Mark Cavendish and Peter Sagan are sprinters at their core; different sprinters, but sprinters nonetheless. But when the road goes up Sagan seems to be much more climb friendly than the Manx Missile. Despite being a bigger, taller and heavier, climbs are much more Sagan’s friend than Cav’s. Why are not all sprinters equal climbers?
#justaskGMC: Sagan’s not the smallest rider but he’s got a lot of power to climb quite well. Cav is a smaller rider but he really struggles to climb. How does that work?
This all really depends on a rider’s individual physiological make up and even psychological motivation to an extent. Without seeing any data on the two riders chances are high Sagan may have a higher VO2 max as well as high power output at the anaerobic threshold (FTP for those who use power). Sagan may have a larger distribution of slow twitch muscle fibres as well and his watts per kilogram will be higher which answers his stronger climbing ability.
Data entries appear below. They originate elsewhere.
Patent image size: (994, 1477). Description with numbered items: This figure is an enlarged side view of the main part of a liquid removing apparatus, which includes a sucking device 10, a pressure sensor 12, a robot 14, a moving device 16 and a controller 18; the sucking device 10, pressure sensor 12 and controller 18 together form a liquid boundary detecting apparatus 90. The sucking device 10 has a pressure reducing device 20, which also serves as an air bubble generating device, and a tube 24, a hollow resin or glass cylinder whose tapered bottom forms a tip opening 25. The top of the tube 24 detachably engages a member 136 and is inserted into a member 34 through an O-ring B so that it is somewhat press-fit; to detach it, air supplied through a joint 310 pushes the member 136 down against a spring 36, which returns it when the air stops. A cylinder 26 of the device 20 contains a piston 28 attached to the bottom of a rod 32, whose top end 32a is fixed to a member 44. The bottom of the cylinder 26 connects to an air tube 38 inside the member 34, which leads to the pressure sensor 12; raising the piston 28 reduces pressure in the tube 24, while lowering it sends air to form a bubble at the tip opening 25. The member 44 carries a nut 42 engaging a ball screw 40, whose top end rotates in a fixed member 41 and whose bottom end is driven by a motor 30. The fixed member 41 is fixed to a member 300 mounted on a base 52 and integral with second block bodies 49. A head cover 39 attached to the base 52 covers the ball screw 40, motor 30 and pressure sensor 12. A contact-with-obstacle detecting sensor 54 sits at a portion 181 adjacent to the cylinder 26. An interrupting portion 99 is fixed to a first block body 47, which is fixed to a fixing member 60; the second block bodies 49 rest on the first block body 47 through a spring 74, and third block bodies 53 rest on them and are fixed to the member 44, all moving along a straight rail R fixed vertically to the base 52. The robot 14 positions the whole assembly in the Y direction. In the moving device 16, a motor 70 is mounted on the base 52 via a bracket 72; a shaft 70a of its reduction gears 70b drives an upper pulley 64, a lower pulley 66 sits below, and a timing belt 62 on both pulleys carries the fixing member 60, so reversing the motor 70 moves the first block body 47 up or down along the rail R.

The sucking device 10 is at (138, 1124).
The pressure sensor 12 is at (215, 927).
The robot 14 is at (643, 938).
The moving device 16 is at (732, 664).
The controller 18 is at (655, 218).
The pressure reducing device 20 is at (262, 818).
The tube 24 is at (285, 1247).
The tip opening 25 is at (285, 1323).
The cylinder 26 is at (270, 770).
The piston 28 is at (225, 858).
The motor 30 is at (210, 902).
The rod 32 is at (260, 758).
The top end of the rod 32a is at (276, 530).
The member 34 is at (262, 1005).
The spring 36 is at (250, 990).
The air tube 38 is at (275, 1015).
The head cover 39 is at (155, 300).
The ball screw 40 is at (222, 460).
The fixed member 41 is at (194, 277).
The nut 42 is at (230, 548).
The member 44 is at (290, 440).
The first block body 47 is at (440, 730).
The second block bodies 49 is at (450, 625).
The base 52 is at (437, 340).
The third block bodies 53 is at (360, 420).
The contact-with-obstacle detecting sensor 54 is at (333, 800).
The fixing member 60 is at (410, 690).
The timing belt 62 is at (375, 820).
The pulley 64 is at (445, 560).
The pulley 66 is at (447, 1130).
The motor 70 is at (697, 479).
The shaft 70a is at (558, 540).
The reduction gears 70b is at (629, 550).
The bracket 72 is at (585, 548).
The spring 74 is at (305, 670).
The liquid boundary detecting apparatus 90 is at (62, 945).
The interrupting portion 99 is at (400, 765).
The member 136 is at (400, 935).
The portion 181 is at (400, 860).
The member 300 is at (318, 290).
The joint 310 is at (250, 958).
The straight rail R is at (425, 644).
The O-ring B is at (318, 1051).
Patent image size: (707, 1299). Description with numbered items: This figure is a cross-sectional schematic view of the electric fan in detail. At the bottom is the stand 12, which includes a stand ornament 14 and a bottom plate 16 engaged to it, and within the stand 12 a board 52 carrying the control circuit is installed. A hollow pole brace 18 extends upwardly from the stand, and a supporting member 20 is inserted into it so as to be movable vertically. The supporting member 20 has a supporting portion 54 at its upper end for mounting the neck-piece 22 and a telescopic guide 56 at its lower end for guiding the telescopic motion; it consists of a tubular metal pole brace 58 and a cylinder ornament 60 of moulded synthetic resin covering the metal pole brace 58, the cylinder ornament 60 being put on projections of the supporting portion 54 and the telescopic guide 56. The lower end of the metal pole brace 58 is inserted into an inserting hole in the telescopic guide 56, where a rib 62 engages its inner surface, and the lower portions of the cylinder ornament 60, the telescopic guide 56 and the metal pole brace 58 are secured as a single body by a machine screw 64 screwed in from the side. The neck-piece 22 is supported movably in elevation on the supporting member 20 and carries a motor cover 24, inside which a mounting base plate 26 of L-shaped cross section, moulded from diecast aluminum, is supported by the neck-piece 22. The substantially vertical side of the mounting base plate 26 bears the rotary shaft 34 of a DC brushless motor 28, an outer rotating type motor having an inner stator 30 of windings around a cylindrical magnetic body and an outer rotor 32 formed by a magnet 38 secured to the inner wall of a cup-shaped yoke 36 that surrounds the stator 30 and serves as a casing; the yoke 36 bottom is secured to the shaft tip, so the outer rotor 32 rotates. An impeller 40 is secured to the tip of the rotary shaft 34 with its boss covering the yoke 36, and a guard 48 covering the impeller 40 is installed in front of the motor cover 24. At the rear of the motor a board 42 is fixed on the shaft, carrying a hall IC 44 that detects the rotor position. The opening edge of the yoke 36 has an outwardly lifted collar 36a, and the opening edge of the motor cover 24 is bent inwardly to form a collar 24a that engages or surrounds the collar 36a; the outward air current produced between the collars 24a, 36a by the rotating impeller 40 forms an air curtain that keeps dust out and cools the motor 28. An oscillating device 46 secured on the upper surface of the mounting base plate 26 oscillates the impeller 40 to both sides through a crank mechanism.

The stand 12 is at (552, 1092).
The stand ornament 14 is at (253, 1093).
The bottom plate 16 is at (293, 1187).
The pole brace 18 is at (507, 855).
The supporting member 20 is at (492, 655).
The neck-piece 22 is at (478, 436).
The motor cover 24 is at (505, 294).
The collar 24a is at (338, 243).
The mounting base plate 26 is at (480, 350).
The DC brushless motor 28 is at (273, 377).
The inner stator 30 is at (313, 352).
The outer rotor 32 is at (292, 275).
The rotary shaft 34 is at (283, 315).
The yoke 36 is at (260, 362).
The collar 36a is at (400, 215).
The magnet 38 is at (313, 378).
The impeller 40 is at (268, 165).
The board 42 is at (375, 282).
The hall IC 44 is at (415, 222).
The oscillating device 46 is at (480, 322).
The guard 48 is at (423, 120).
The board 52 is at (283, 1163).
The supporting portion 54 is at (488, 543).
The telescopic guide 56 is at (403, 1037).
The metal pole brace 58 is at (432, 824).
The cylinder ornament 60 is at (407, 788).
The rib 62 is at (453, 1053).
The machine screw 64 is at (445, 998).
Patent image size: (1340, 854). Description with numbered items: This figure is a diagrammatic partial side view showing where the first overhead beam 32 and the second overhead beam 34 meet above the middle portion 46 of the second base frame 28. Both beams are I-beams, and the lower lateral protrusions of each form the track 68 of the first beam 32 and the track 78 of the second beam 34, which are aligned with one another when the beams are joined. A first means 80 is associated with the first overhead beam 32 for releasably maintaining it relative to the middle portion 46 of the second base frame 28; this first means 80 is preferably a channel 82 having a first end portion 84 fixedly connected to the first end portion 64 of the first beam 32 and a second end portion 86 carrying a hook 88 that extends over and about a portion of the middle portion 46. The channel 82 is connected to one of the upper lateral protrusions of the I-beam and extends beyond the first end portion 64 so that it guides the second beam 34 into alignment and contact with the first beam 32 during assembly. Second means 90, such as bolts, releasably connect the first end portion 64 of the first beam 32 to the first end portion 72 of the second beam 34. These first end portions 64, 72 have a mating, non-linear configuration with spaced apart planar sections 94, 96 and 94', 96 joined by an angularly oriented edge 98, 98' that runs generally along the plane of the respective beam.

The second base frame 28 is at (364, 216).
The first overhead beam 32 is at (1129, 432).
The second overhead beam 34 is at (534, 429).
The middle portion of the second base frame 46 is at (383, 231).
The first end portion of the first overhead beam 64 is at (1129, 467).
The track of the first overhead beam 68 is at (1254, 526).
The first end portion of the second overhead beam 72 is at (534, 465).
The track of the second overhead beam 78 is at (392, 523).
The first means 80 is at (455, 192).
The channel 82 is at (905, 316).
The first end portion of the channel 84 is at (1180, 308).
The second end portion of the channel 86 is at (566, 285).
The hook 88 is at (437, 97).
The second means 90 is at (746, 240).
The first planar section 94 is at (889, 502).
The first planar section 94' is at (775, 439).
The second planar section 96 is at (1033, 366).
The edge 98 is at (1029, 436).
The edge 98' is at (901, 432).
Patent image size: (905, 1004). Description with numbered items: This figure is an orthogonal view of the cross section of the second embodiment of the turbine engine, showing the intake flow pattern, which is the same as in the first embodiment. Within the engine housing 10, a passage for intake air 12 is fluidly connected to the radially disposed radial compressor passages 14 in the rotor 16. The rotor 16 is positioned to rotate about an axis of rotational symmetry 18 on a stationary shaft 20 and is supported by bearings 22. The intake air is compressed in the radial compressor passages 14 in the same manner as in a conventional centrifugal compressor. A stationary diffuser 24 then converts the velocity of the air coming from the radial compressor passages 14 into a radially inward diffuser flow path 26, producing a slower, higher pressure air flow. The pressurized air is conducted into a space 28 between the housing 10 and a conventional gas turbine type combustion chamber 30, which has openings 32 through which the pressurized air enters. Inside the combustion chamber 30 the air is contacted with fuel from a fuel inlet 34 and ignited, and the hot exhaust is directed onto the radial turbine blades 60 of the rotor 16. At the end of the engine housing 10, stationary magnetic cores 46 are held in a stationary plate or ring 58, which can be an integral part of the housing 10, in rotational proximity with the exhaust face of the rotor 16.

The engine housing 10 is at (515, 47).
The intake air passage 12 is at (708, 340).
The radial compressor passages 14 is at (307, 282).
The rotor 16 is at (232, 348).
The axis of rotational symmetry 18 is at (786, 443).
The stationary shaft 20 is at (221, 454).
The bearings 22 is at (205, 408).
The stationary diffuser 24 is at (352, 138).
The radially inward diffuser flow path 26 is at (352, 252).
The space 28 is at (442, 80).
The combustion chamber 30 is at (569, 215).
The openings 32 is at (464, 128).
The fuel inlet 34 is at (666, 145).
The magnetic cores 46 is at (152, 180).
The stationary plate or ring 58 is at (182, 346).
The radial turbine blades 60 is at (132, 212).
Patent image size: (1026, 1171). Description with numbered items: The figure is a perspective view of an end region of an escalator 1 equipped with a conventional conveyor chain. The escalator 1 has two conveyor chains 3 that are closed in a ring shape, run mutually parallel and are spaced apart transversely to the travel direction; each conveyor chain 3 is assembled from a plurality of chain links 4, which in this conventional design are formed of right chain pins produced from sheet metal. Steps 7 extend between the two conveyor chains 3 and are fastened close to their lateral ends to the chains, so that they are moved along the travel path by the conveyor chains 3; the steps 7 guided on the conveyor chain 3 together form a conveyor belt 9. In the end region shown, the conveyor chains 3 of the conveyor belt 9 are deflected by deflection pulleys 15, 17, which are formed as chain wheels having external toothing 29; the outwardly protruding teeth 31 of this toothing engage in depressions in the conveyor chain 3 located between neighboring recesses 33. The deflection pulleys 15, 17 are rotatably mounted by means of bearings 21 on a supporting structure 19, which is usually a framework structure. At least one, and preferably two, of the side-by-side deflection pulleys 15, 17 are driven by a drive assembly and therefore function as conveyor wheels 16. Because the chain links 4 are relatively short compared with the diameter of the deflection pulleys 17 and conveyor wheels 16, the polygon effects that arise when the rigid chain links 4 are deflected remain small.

Cavendish however may or may not have a higher maximal power over Sagan, but when combined with his lower frontal area or drag co-efficient (aerodynamic) means he is able to pass through the air much cleaner; therefore faster.
These differences are not unheard of before. Another great example of similar riders would be Laurant Jalabert and Robbie McEwan. Robbie is a tiny fellow but was one of the best sprinters of his generation yet would go backwards up the climbs faster than you could say ‘out the hoop’.
Jalabert was an incredible sprinter who Sagan could perhaps be compared to, he not only won the Green jersey in the Tour de France twice, but the KOM competition twice as well as winning the overall of the Vuelta and placing and impressive 4th in the Tour d France whilst winning one of his Green jerseys.
Perhaps in the next few years we may see Sagan targeting Mountains classifications or overall GC in the grand tours.